Since the training score is slightly above the cv-score for 10000 samples, I'd expect that there is an even greater difference for less than 10000 samples. So I suggest to test that. If the the overlap and score remains (even for a small number of examples, let's say << 1000), you should double check for an error (e.g. accidental row duplication, error in cv calculation (if you have done it yourself)).

Edit regarding class imbalance

The class distribution is

y
0    77623
1     5436

so guessing the majority class leads to an score of ~ 0.935, which is exactly what we see in the learning curve. The scoring function used in the learning curve is one provided by the estimator, which is Accuracy in case of SVC (see SVC documentation). The scoring function can be changed in learning curve (search for "scoring" in the learning_curve documentation, also needed to pass the parameter via plot_learning_curve).

Rerunning the code, but not going up to full train size (due to the time complexity of SVC)

import numpy as np
import matplotlib.pyplot as plt
from sklearn.svm import SVC
from sklearn.model_selection import learning_curve
from sklearn.model_selection import ShuffleSplit
import pickle

def plot_learning_curve(estimator, title, X, y, ylim=None, cv=None,
                        n_jobs=1, train_sizes=np.linspace(.01, 1.0, 5)):
    # calc curve first to avoid premature opening of figure
    train_sizes, train_scores, test_scores = learning_curve(
        estimator, X, y, cv=cv, n_jobs=n_jobs, train_sizes=train_sizes)
    train_scores_mean = np.mean(train_scores, axis=1)
    train_scores_std = np.std(train_scores, axis=1)
    test_scores_mean = np.mean(test_scores, axis=1)
    test_scores_std = np.std(test_scores, axis=1)

    # now create the plot
    plt.figure(figsize = (13,9))
    plt.title(title)
    if ylim is not None:
        plt.ylim(*ylim)
    plt.xlabel("Training examples")
    plt.ylabel("Score")

    plt.grid()

    plt.fill_between(train_sizes, train_scores_mean - train_scores_std,
                     train_scores_mean + train_scores_std, alpha=0.1,
                     color="r")
    plt.fill_between(train_sizes, test_scores_mean - test_scores_std,
                     test_scores_mean + test_scores_std, alpha=0.1, color="g")
    plt.plot(train_sizes, train_scores_mean, 'o-', color="r",
             label="Training score")
    plt.plot(train_sizes, test_scores_mean, 'o-', color="g",
             label="Cross-validation score")

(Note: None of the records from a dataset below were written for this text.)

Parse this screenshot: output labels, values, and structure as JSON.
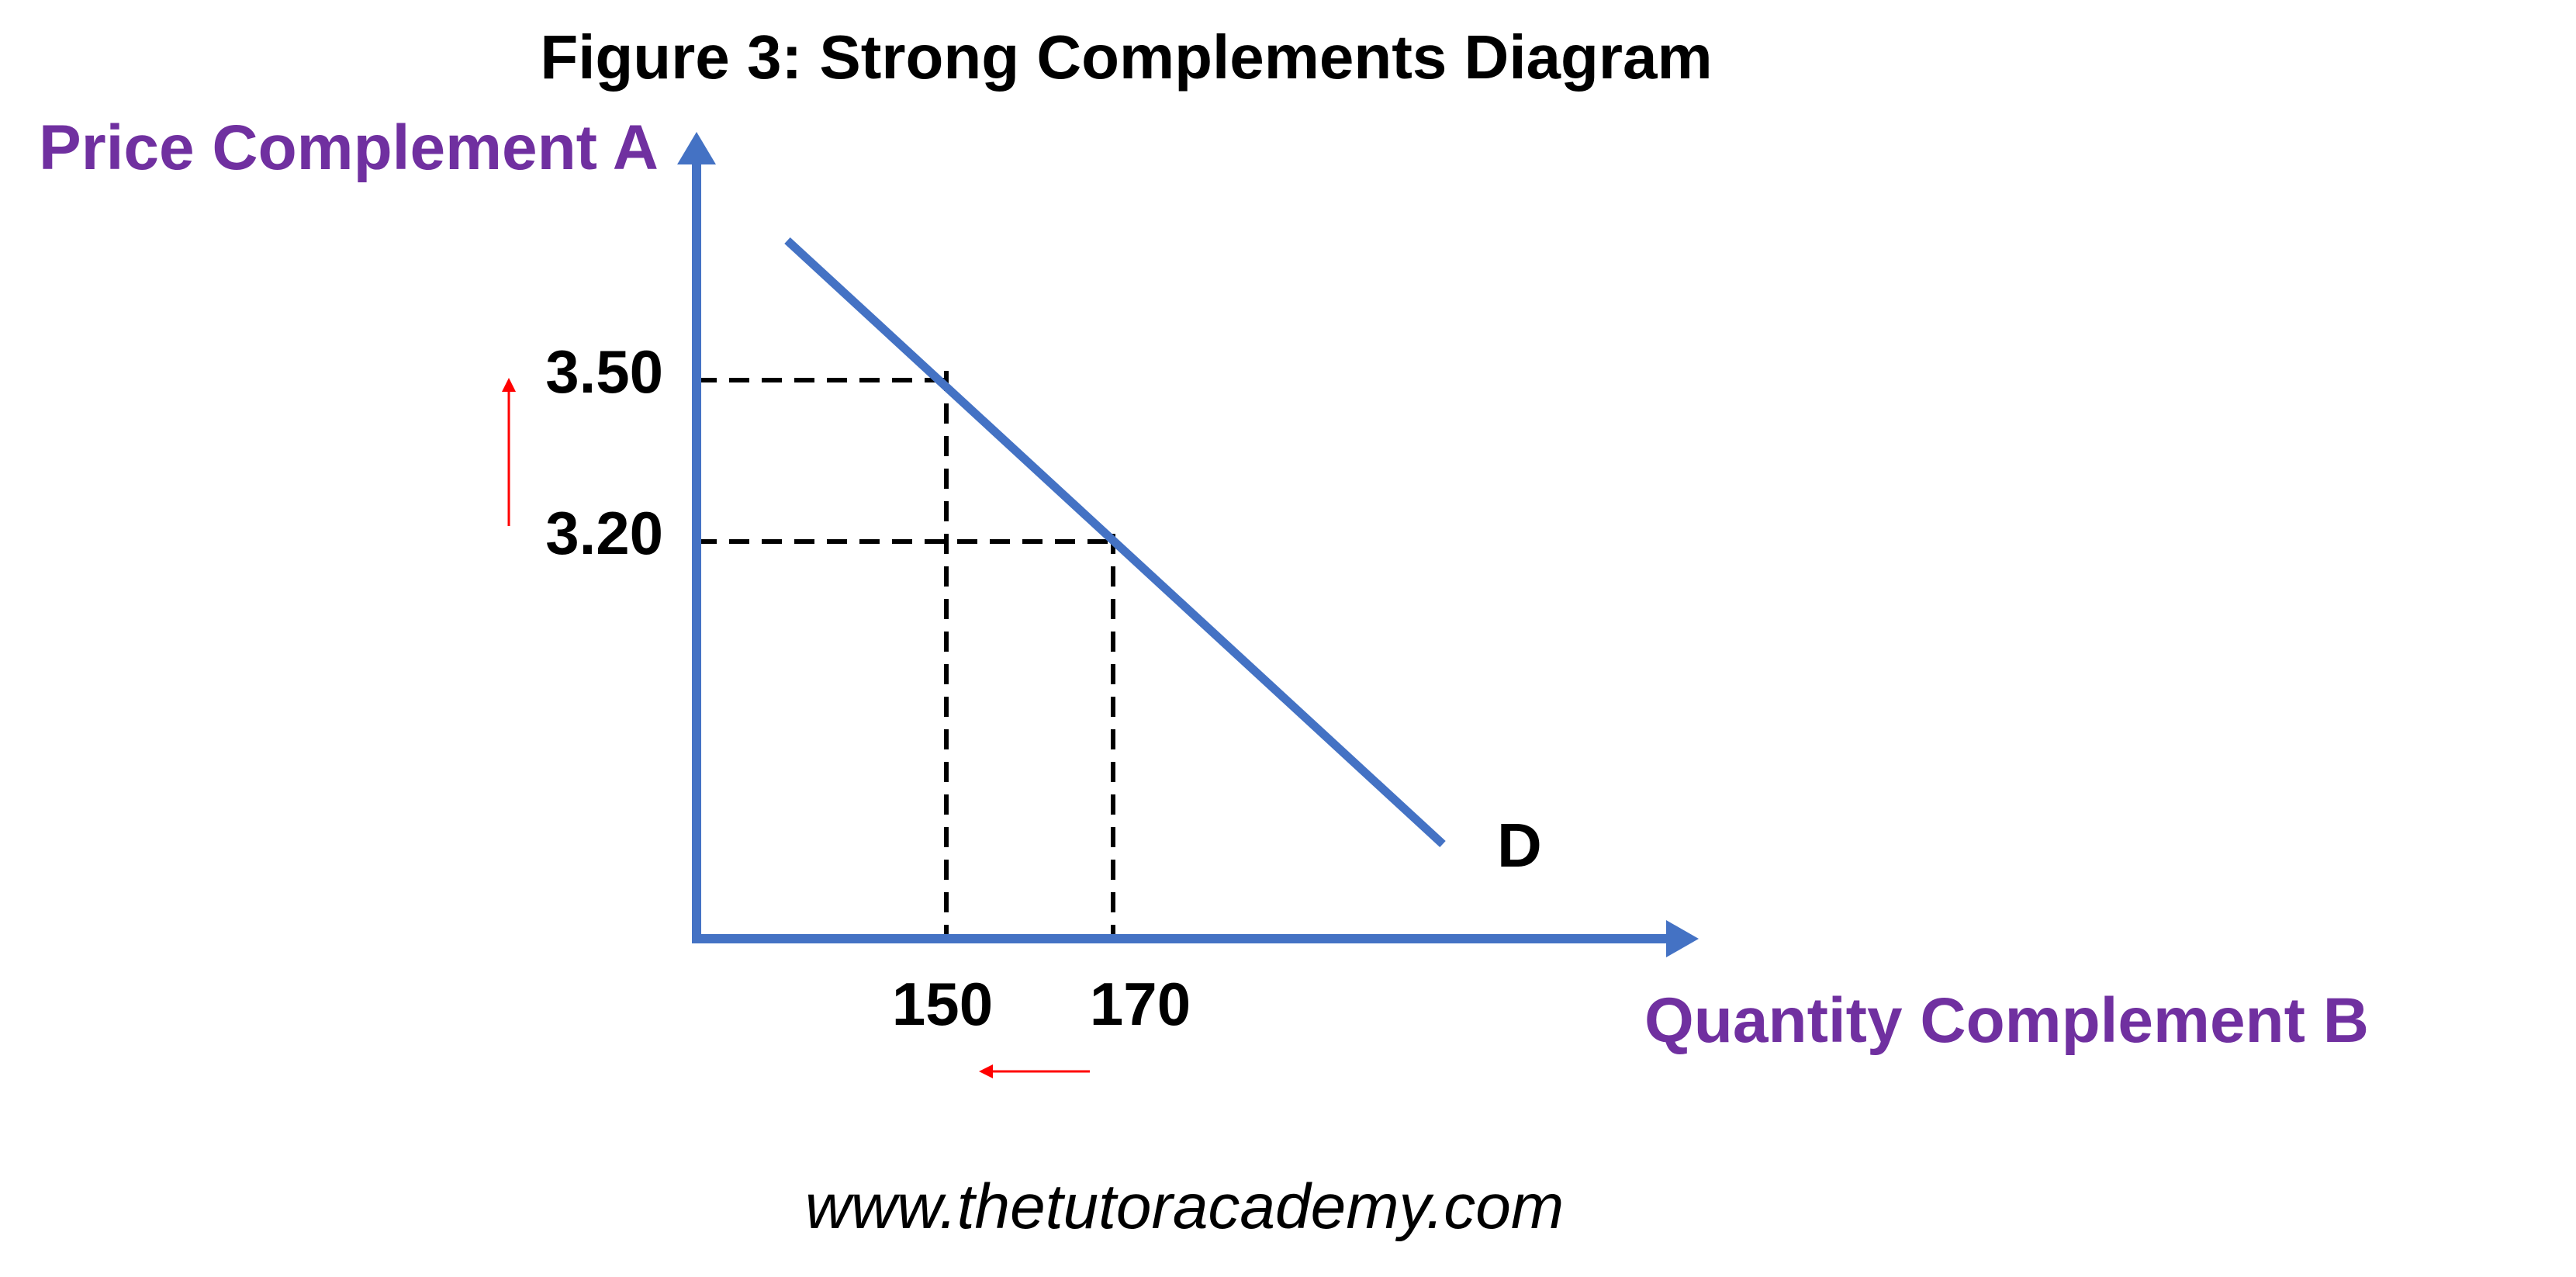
{
  "title": "Figure 3: Strong Complements Diagram",
  "axes": {
    "y_label": "Price Complement A",
    "x_label": "Quantity Complement B",
    "y_ticks": [
      "3.50",
      "3.20"
    ],
    "x_ticks": [
      "150",
      "170"
    ]
  },
  "curve": {
    "label": "D",
    "color": "#4472c4",
    "points": [
      {
        "price": 3.5,
        "quantity": 150
      },
      {
        "price": 3.2,
        "quantity": 170
      }
    ]
  },
  "annotations": {
    "price_change": "up",
    "quantity_change": "down",
    "arrow_color": "#ff0000"
  },
  "colors": {
    "axis": "#4472c4",
    "axis_label": "#7030a0",
    "guide_line": "#000000"
  },
  "footer": "www.thetutoracademy.com"
}
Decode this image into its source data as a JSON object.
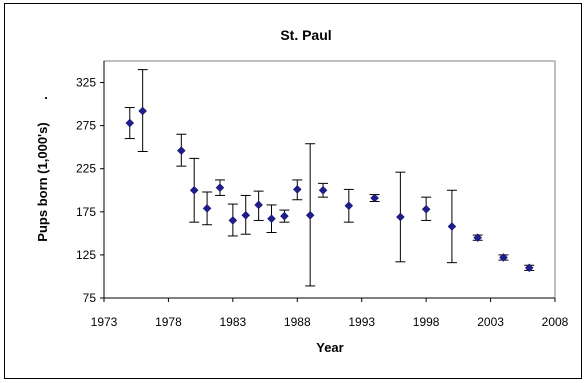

    plt.legend(loc="best")
    return plt



y = np.array(pickle.load(open('path-to-test', 'rb')))

# https://stackoverflow.com/questions/11305790/pickle-incompatibility-of-numpy-arrays-between-python-2-and-3
X = None
with open('path-to-train', 'rb') as f:
    u = pickle._Unpickler(f)
    u.encoding = 'latin1'
    X = np.array(u.load())

gamma = 0.001
C = 10000
title = "Learning Curves (SVM, RBF kernel, $\gamma=" + str(gamma) + ", C=" + str(C) + "$)"
# SVC is more expensive so we do a lower number of CV iterations:
cv = ShuffleSplit(n_splits=10, test_size=0.2, random_state=42)
estimator = SVC(kernel = 'rbf', C=C, gamma=gamma, class_weight='balanced')
plot_learning_curve(estimator, title, X, y, cv=cv, n_jobs=6, train_sizes=np.linspace(0.015,0.15,5))
plt.show()

leads to this graph

so there might be a code issue, maybe at initial loading / preprocessing of X and y.

Answer 2

I would agree that at the first glance, there is no over-fitting and under-fitting.

One possibility is the learning task is easy and the model did an excellent job.

Think about the linear regression case. Suppose both training and testing data is generated from

$$y=\beta^Tx+\epsilon$$

So, both set will have the same distribution, and we cannot achieve 100% "accuracy" (RMSE in regression case), because of the irreducible error.